The Helena-West Helena Kiwanis Club presented Tinsley Clark, senior at DeSoto School, the John J. Lueken Scholarship as the Winner of the John J. Lueken Essay Contest “Making a Difference” Wednesday, April 11, 2018 at the Helena Country Club.

Past Kiwanis Club President, Dana Chadwick gave members a few facts about John J. Lueken before Club President Lynn Chadwick presented the scholarship and a book to Tinsley Clark.

Tinsley was asked by Chadwick to tell the club about herself and her plans before reading her essay.

“I go to DeSoto School where I am a senior,” said Tinsley. “I really want to do occupational therapy. I decided a couple of years ago when I went with my grandmother to her occupational therapy, which was such a great experience, and I knew it was exactly what I wanted to do. I wanted to help people.”

“I’m going to stay here at Phillips College for a year, till I get my basics out of the way, and then I have to decide between Jonesboro and Fayetteville,” said Tinsley.

Each of us has Something to Give 

By Tinsley Clark, DeSoto School

Whether through our faith or instilled in our raising, some of us are just born with a sincere desire to help others – a passion to do what small things we can do to make this world a better place. I am one of those people.

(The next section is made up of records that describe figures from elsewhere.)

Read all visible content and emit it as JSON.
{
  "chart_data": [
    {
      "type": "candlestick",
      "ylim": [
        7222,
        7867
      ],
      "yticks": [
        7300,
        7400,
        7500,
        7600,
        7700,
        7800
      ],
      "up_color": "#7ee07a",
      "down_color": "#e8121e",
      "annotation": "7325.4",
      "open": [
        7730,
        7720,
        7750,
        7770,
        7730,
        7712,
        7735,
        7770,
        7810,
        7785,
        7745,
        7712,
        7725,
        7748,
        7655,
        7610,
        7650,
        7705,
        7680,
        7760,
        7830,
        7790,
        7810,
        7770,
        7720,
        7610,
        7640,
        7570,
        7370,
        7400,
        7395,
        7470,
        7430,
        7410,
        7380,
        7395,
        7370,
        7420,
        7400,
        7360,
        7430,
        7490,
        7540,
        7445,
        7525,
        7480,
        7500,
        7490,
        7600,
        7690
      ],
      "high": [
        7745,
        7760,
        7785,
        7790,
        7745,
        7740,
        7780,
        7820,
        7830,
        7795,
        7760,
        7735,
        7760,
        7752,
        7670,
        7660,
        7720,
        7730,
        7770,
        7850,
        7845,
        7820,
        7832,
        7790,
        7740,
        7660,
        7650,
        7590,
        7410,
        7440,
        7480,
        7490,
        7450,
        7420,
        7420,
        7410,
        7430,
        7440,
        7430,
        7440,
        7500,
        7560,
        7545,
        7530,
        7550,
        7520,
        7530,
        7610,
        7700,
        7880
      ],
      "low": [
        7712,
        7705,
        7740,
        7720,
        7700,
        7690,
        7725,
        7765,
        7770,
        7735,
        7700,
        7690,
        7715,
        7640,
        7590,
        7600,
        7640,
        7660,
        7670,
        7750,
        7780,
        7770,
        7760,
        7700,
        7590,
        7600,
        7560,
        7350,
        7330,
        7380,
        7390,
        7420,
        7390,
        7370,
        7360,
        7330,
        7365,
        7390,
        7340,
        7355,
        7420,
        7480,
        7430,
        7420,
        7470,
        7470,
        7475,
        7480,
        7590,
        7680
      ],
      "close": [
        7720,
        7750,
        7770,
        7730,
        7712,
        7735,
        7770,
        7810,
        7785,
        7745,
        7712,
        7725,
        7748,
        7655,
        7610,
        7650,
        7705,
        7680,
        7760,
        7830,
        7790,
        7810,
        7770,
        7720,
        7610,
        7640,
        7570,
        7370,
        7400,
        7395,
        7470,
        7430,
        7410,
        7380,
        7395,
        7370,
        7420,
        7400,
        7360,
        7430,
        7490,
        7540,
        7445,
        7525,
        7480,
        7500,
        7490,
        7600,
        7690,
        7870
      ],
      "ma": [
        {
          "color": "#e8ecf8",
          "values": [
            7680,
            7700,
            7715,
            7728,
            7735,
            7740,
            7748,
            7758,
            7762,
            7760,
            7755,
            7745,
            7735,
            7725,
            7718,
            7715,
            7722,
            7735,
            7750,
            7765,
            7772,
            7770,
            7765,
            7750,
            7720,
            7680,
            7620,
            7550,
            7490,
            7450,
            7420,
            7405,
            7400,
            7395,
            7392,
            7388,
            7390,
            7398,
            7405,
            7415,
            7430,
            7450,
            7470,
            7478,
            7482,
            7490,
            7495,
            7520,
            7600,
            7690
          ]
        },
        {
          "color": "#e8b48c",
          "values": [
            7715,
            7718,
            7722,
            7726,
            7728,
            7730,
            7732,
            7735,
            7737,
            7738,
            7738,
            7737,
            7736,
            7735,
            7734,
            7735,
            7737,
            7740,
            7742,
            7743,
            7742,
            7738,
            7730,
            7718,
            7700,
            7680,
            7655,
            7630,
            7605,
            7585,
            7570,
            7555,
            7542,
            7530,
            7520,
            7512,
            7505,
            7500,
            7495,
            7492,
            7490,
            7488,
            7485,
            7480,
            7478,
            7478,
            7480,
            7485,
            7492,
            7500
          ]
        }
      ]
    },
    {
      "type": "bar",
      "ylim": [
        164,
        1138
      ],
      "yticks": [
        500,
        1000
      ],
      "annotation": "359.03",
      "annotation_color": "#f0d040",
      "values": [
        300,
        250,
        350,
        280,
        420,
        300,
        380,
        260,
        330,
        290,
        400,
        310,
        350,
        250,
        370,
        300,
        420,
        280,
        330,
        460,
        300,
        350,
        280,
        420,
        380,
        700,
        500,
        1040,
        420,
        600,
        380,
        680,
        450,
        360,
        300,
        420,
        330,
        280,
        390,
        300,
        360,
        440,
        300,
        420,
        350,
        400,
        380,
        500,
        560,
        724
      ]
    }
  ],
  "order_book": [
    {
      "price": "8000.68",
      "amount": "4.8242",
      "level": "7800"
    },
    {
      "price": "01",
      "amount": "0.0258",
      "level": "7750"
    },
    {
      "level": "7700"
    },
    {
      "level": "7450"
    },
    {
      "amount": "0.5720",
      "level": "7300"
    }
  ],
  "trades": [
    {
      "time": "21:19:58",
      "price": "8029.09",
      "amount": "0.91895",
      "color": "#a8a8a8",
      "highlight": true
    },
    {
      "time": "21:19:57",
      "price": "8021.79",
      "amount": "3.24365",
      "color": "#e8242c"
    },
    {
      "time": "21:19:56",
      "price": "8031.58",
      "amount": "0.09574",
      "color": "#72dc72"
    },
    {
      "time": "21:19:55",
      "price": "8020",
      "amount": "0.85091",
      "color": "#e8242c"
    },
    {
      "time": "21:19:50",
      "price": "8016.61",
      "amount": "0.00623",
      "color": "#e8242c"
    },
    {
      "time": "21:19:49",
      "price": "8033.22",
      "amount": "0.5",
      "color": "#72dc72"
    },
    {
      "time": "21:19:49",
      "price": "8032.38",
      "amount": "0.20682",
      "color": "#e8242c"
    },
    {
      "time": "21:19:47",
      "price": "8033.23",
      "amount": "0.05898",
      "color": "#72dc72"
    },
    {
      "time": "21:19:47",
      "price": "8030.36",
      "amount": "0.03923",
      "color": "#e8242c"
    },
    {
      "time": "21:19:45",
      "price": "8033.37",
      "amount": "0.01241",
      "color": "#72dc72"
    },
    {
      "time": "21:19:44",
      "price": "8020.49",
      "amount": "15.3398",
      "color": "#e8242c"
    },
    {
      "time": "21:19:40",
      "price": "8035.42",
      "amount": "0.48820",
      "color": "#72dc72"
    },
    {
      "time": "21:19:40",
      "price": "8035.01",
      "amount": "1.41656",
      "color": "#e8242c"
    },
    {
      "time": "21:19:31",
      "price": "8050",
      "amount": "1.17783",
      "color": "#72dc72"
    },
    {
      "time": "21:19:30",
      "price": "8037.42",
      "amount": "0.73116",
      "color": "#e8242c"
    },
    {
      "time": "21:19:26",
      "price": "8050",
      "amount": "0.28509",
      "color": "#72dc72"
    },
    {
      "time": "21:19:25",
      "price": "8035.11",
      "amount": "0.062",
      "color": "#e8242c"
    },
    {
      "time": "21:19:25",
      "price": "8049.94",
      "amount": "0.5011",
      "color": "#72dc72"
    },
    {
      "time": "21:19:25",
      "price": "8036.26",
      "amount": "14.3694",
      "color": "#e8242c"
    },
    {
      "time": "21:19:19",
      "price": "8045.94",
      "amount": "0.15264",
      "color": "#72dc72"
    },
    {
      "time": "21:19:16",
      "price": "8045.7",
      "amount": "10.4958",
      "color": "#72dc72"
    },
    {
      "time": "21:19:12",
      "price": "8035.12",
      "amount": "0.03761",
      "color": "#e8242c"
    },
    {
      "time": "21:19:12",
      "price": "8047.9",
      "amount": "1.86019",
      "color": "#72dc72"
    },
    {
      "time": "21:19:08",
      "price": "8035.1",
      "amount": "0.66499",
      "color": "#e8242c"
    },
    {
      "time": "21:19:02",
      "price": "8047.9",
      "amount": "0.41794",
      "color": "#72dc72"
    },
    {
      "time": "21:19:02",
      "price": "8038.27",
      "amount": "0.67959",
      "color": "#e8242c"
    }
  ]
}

“Be kind, no matter the situation,” and “it’s the little things that can make a big difference,” my mother has instilled in me from the time I could walk and talk. This is one of the reasons I have chosen to major in occupational therapy. I see it as another extension of my faith in my ability to help others.

Born and raised in Helena-West Helena, I have always been aware of our uniqueness with our situation on the Mighty Mississippi River and our rich blues and historical heritage. At the same time, I am also very aware of our problems, many of which are shared by other small Delta towns.

One problem I have realized growing up here is racial tension, which I believe is a result of cultural differences and, in some cases, racial hatred passed down from generation to generation. Even though our town is small, I’ve always noticed that there seem to be separate areas of town where whites and minorities live. Growing up here, I have, from time to time, heard racial slurs out in the community and on television that have disappointed me, because I have always been taught to treat everyone equally. It often puzzles me that issues like this can easily be solved through bringing people together through faith and treating others as we would want to be treated. Small gestures, like saying, “hello” to strangers, inviting people of other races to our church services and outreach opportunities, working together in community projects, and getting to know the people in our community could go a long way in eliminating racial problems. Still, they exist. Each of us has the ability to be a positive role model.

Another major problem in our community is our population decrease, which affects city services, area businesses, schools, and our plans for future growth. Once again, I feel that each of us is responsible for promoting positive things in our community. Even though our community is small, I have always been impressed with Helena’s distinctiveness, from our location on the Mississippi River to our historical significance and rich blues heritage. As you ride through old downtown Helena, it’s interesting to see the beautiful historic homes and churches, bricked Beech Street, historical monuments, and Civil War markers. Not many cities our size offer opportunities, like Warfield Concerts, where we can see Broadway shows similar to those seen in New York or Chicago, for FREE! We have so many good things to promote, and, yet, the bad things, like shootings and crime, often overshadow the good. And, sometimes, our own residents are the ones bad-mouthing our city. Negativity spreads like wildfire.

We need to get involved! It’s easy to walk around in our little bubble and only concern ourselves with what’s going on in our own life and think that what goes on in Helena-West Helena really doesn’t matter. It does. Promoting positive images of our community improves our outlook, our community and makes us look more appealing to outsiders. Volunteering for community events, like our blues festival, which draws thousands of new people here, shows everyone how well the people in our community work together, and promotes positivity and growth. Joining civic groups is a great way to get involved, help carry out beneficial community projects, meet people in the community, promote positivity, and boost our image.

I have grown up in a serving and loving church (Helena First United Methodist Church) and consider my church family as part of my family. As Christians, part of our mission has always been to share God’s love and to help others, whether in our own congregation, our community through our participation in Grace Food Pantry efforts, or in our mission projects to help feed and house people in other countries.

My faith has helped me build a solid foundation in my life and to live a life that I feel would be pleasing to God. Through my work as an occupational therapist, I can make a real difference in helping people overcome their limitations. At the same time, I can make a difference in my community by volunteering and serving. The great thing about helping solve each of these community problems is that the solutions are not expensive to fix and are simple and effective. All it takes is caring enough about where we live to get involved, work together and make a positive difference.  One thing I do believe is that though we may be small in numbers, we are big in heart. That is what makes Helena-West Helena so unique.